IT drives me mad when people say they have been entranced by the
view of Durham from their train carriage window but they’ve never
taken the time to walk its streets.

It’s true that you don’t need to set foot here to realise this is a city with a glorious past. But railway passengers who gaze at a skyline of a cathedral, castle, red brick terraces and pretty streets are only getting a tiny part of the story.

It’s always been an important place for me. Growing up in North West Durham meant it was the city we travelled to for culture, jobs, education and other less virtuous pursuits. It’s where I first went to nightclubs. Rixies wasn’t exactly the Hacienda, and Klute has featured in a poll of the worst nightclubs in Europe, but I have fond, if slightly fuzzy, memories of both.

Durham is the place where I bought some of my first records – from Musicore at the bottom of North Road. If I’m trying to be cool I’d claim that they were all by The Smiths and New Order but I was also a big fan of ABBA and ELO, and if I’m being honest, I still am. 

It’s also where I ended up studying, at New College and the university. 

I have never thought of Durham as a place where you could find lots of private sector jobs, however. When I was at school in the 1980s the careers adviser told us that Durham was the place to be if you sought work in the public sector.

County Hall and the Passport Office are still among the city’s biggest employers. In that sense Durham’s economy with its continued dependence on local authority and government jobs is the North-East economy in microcosm. 

Durham is a tourist hotspot with an historic market. It’s a great place to trawl around some traditional boozers. It has one of the world’s great universities, and cobbled streets leading to historic treasures, but it
would be a mistake to think that this is a city frozen in time.

In recent years residents and regular visitors have become accustomed to seeing industrial cranes soar overhead and hearing the steady thrum from building activity from developments, including Freeman’s Reach, Milburngate House, and the Gates. 

Cultural events, such as Lumiere and the flourishing Miners’ Gala, are powerful reminders that this is a city capable of making its presence felt around the world.

It’s not all sweetness and light. Walk across the city and and you will find plenty of people sat on the pavement begging for money. North Road - the street which is the gateway for most people who walk into Durham from the railway station - looks very down at heel. It's a sharp sign for newcomers to the city that if the view from the train made you think you'd arrived at a scaled-down version of Oxford, Cambridge or York then you are very much mistaken. Durham suffers many of the economic problems which continue to blight much of our region: food poverty, unemployment, low wages, and an alamrming lack of opportunities for young people.    

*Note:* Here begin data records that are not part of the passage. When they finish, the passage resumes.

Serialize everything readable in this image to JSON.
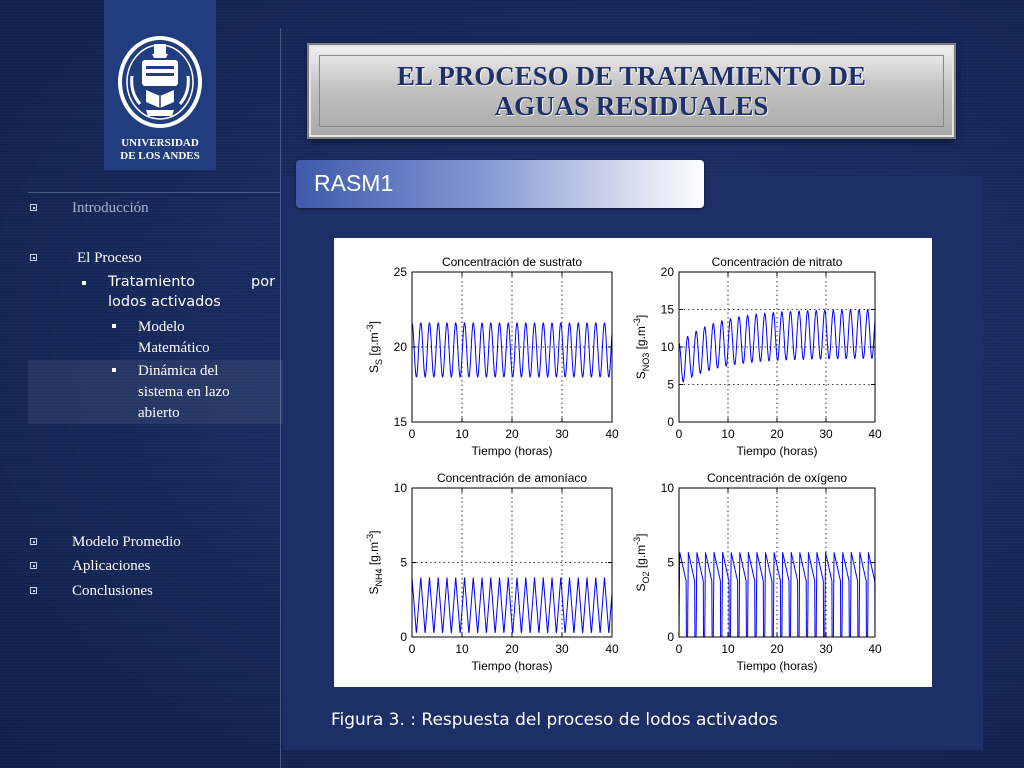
{
  "logo": {
    "line1": "UNIVERSIDAD",
    "line2": "DE LOS ANDES"
  },
  "title": {
    "line1": "EL PROCESO DE TRATAMIENTO DE",
    "line2": "AGUAS RESIDUALES"
  },
  "section": {
    "label": "RASM1"
  },
  "nav": {
    "introduccion": "Introducción",
    "el_proceso": "El Proceso",
    "tratamiento_a": "Tratamiento",
    "tratamiento_b": "por",
    "tratamiento_c": "lodos activados",
    "modelo_a": "Modelo",
    "modelo_b": "Matemático",
    "dinamica_a": "Dinámica del",
    "dinamica_b": "sistema en lazo",
    "dinamica_c": "abierto",
    "modelo_promedio": "Modelo Promedio",
    "aplicaciones": "Aplicaciones",
    "conclusiones": "Conclusiones"
  },
  "caption": "Figura 3. : Respuesta del proceso de lodos activados",
  "colors": {
    "accent": "#1f2f6a",
    "line": "#0000ff"
  },
  "chart_data": [
    {
      "type": "line",
      "title": "Concentración de sustrato",
      "xlabel": "Tiempo (horas)",
      "ylabel": "S_S [g.m^-3]",
      "xlim": [
        0,
        40
      ],
      "ylim": [
        15,
        25
      ],
      "xticks": [
        0,
        10,
        20,
        30,
        40
      ],
      "yticks": [
        15,
        20,
        25
      ],
      "grid": true,
      "series": [
        {
          "period": 1.75,
          "min": 18.0,
          "max": 21.6,
          "start": 18.0
        }
      ]
    },
    {
      "type": "line",
      "title": "Concentración de nitrato",
      "xlabel": "Tiempo (horas)",
      "ylabel": "S_NO3 [g.m^-3]",
      "xlim": [
        0,
        40
      ],
      "ylim": [
        0,
        20
      ],
      "xticks": [
        0,
        10,
        20,
        30,
        40
      ],
      "yticks": [
        0,
        5,
        10,
        15,
        20
      ],
      "grid": true,
      "series": [
        {
          "period": 1.75,
          "min_start": 5.0,
          "min_end": 8.5,
          "max_start": 10.5,
          "max_end": 15.0,
          "start": 9.5
        }
      ]
    },
    {
      "type": "line",
      "title": "Concentración de amoníaco",
      "xlabel": "Tiempo (horas)",
      "ylabel": "S_NH4 [g.m^-3]",
      "xlim": [
        0,
        40
      ],
      "ylim": [
        0,
        10
      ],
      "xticks": [
        0,
        10,
        20,
        30,
        40
      ],
      "yticks": [
        0,
        5,
        10
      ],
      "grid": true,
      "series": [
        {
          "period": 1.75,
          "min": 0.2,
          "max": 4.0,
          "start": 4.0
        }
      ]
    },
    {
      "type": "line",
      "title": "Concentración de oxígeno",
      "xlabel": "Tiempo (horas)",
      "ylabel": "S_O2 [g.m^-3]",
      "xlim": [
        0,
        40
      ],
      "ylim": [
        0,
        10
      ],
      "xticks": [
        0,
        10,
        20,
        30,
        40
      ],
      "yticks": [
        0,
        5,
        10
      ],
      "grid": true,
      "series": [
        {
          "period": 1.75,
          "min": 0.0,
          "max": 5.7,
          "start": 4.5
        }
      ]
    }
  ]
}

The savagery of the Government’s austerity programme means that all councils have been forced to axe jobs and services. As the public sector shrinks one of the big questions facing County Durham is where will its children work 10 or 20 years from now? 

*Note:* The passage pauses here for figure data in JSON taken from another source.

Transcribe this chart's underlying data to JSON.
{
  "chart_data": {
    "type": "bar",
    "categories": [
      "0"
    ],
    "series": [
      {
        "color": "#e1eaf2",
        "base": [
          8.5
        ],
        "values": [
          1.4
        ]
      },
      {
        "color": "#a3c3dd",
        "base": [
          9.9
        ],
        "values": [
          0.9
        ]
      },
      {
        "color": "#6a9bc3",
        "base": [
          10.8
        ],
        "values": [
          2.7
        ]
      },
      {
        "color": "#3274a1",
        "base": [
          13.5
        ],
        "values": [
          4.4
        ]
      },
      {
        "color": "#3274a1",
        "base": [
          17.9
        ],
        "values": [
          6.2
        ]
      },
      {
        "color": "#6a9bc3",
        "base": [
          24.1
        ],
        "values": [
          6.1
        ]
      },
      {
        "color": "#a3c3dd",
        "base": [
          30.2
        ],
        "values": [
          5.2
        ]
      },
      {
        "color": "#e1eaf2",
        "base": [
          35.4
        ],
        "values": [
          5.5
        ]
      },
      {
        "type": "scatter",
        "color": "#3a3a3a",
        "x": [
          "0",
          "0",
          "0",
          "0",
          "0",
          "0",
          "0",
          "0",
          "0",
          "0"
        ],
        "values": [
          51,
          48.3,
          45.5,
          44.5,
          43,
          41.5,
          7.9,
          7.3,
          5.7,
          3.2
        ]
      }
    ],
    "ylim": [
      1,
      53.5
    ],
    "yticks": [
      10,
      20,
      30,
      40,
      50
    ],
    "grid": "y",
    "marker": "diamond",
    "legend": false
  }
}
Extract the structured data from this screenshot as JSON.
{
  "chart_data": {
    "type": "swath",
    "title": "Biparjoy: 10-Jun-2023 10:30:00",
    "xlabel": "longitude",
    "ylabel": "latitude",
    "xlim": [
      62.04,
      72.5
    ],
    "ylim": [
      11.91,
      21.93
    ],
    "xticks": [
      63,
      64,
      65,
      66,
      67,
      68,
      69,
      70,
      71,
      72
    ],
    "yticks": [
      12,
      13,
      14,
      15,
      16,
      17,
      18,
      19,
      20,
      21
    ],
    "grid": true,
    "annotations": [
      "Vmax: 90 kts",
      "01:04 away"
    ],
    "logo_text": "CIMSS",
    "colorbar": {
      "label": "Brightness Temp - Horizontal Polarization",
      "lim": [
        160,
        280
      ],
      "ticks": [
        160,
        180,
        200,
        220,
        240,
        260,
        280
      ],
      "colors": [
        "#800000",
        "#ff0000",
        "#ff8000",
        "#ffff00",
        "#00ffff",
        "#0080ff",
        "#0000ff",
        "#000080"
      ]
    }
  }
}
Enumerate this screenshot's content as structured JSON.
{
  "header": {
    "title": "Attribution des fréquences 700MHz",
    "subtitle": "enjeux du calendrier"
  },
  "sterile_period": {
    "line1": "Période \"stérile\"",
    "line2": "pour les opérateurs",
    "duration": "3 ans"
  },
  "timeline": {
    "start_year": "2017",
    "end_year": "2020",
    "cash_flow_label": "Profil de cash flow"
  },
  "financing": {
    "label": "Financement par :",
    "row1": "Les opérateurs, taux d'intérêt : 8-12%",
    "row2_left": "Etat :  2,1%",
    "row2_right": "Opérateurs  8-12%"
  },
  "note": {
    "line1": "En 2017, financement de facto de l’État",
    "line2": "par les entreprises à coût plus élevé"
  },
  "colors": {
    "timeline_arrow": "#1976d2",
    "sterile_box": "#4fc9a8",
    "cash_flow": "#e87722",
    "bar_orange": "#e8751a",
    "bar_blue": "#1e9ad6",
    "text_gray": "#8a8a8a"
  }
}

There is a growing risk of a brain drain that forces the brightest minds to move away to secure decent salaries. It’s a bit of Catch 22 scenario – local people don’t stay because there aren’t enough good jobs to go around and firms don’t move here because the most employable people have shifted elsewhere. 

There have been some recent examples, such as Atom Bank and investments on the Netpark site at Sedgefield, which buck the trend but we need to create more good jobs as well as a sustainable plan to help bring them here.

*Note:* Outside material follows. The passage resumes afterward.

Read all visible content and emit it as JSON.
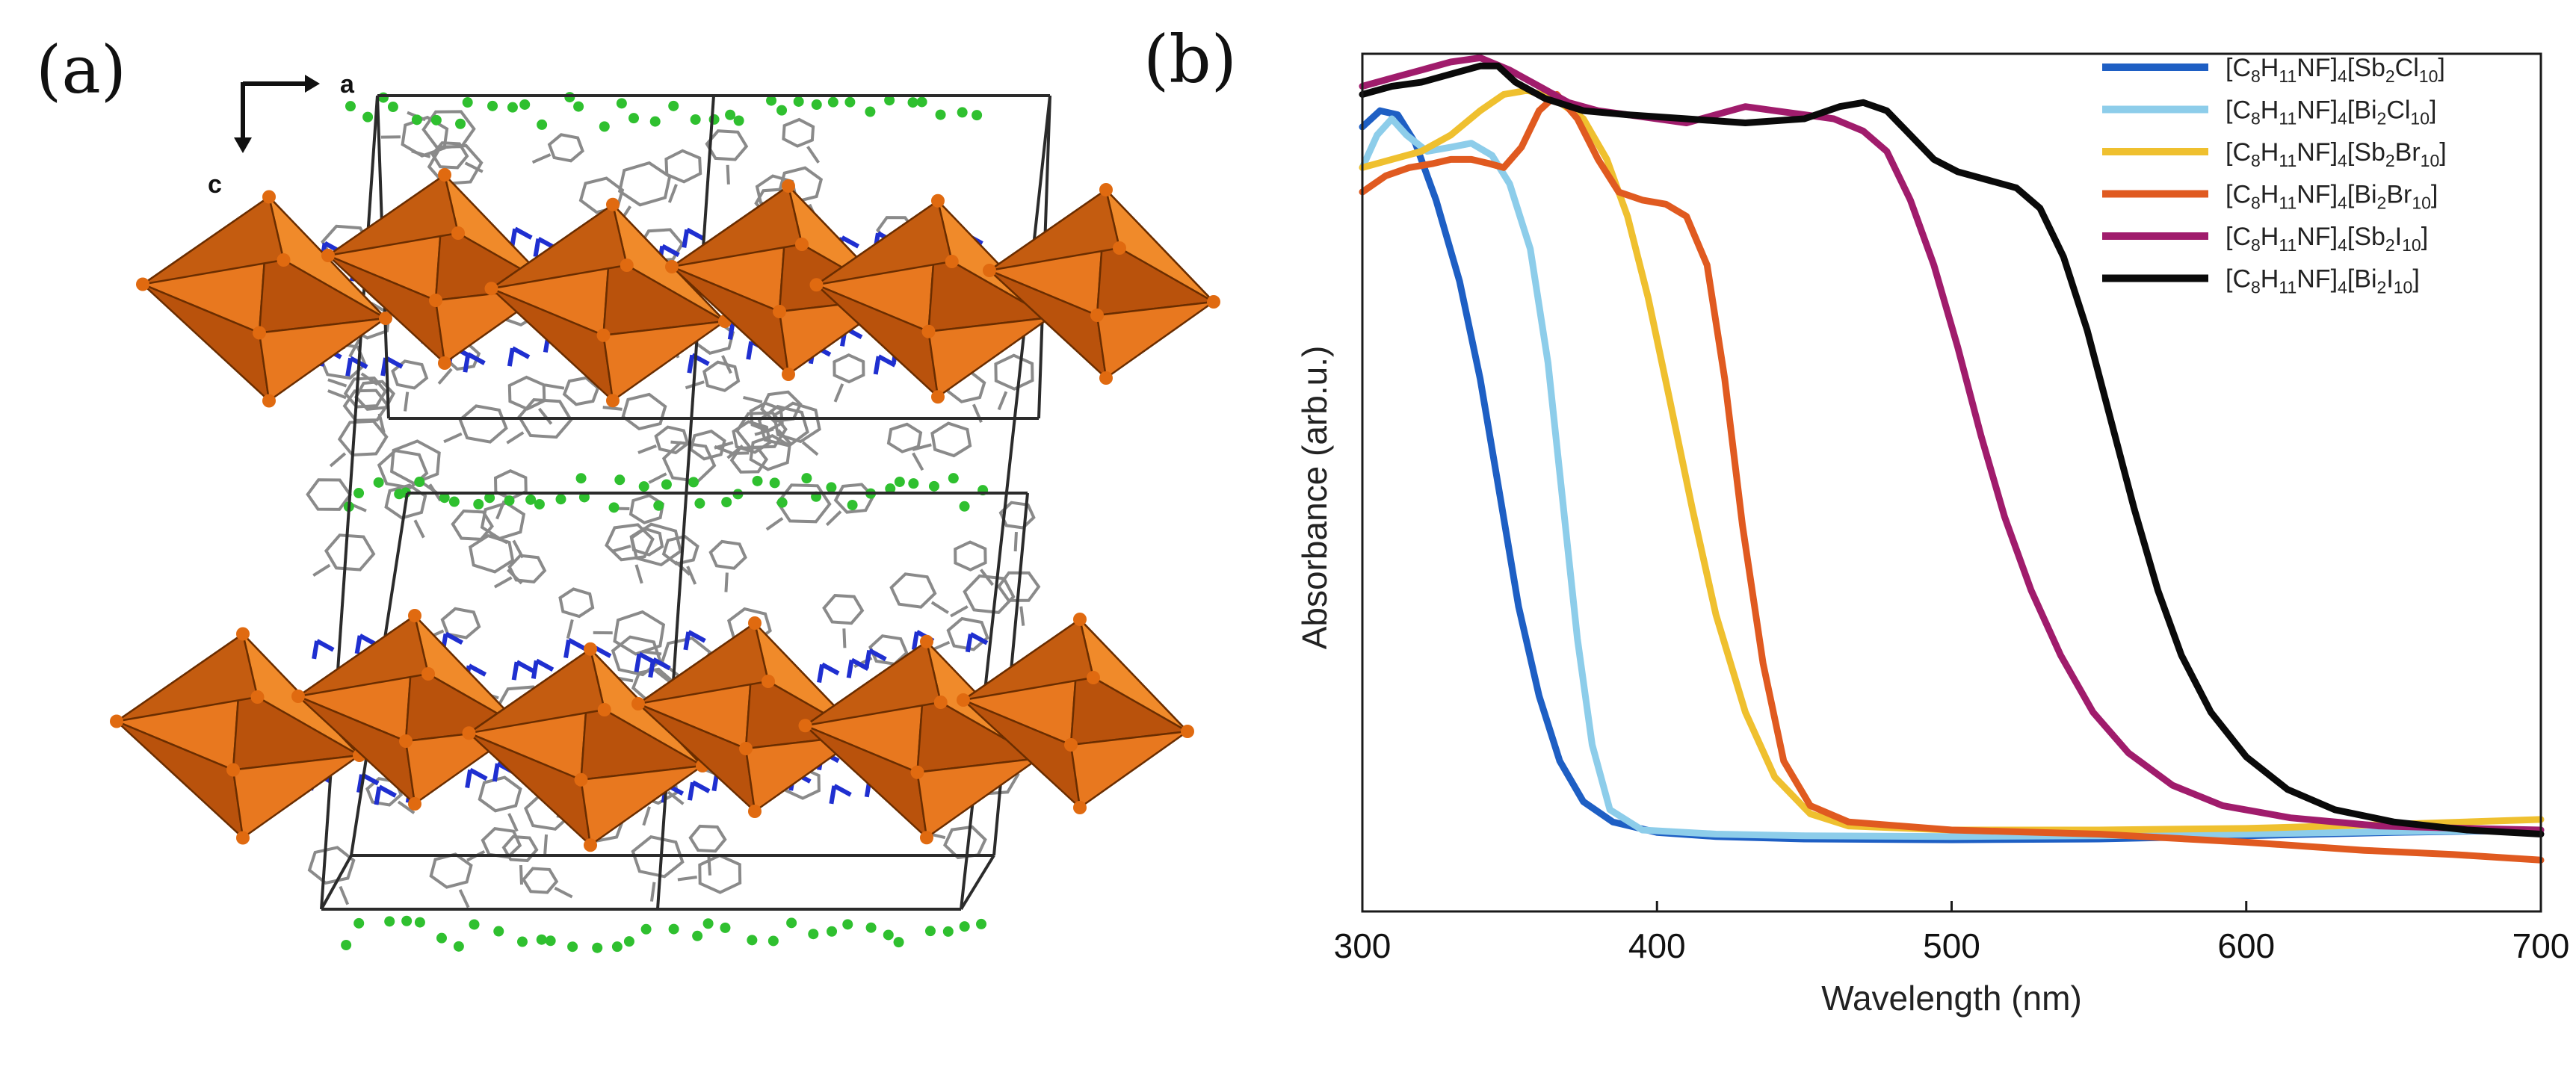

Proposals for a business quarter centred around Aykley Heads may alarm readers who would prefer Durham stays as it is or turn back the clock. I respect anyone who fights to protect the city’s unique character
and heritage but proposals that could see County Hall become the site for a vibrant business hub, and a new history centre to host the county archive and help tell the story of the region, sound like steps in the right direction.

If Durham doesn’t move with the times then it will ossify and that would be disastrous not just for the city but for the towns and villages which surround it. 

The proposal to attract up to 6,000 new private sector jobs is bold, visionary and exciting. At the moment it consists of plans backed
by some detailed, independent research. There is a long way to go but Durham’s winning mix of transport links, an attractive setting and top university suggest it has a better chance of success than the ‘build
it and they will come’ approach you see at some business parks.

The city could become one of the North’s key centres of employment. If it all goes to plan then in a few years from now those train travellers who’ve hitherto declined to alight at Durham might be compelled to get off and see what all the fuss is about.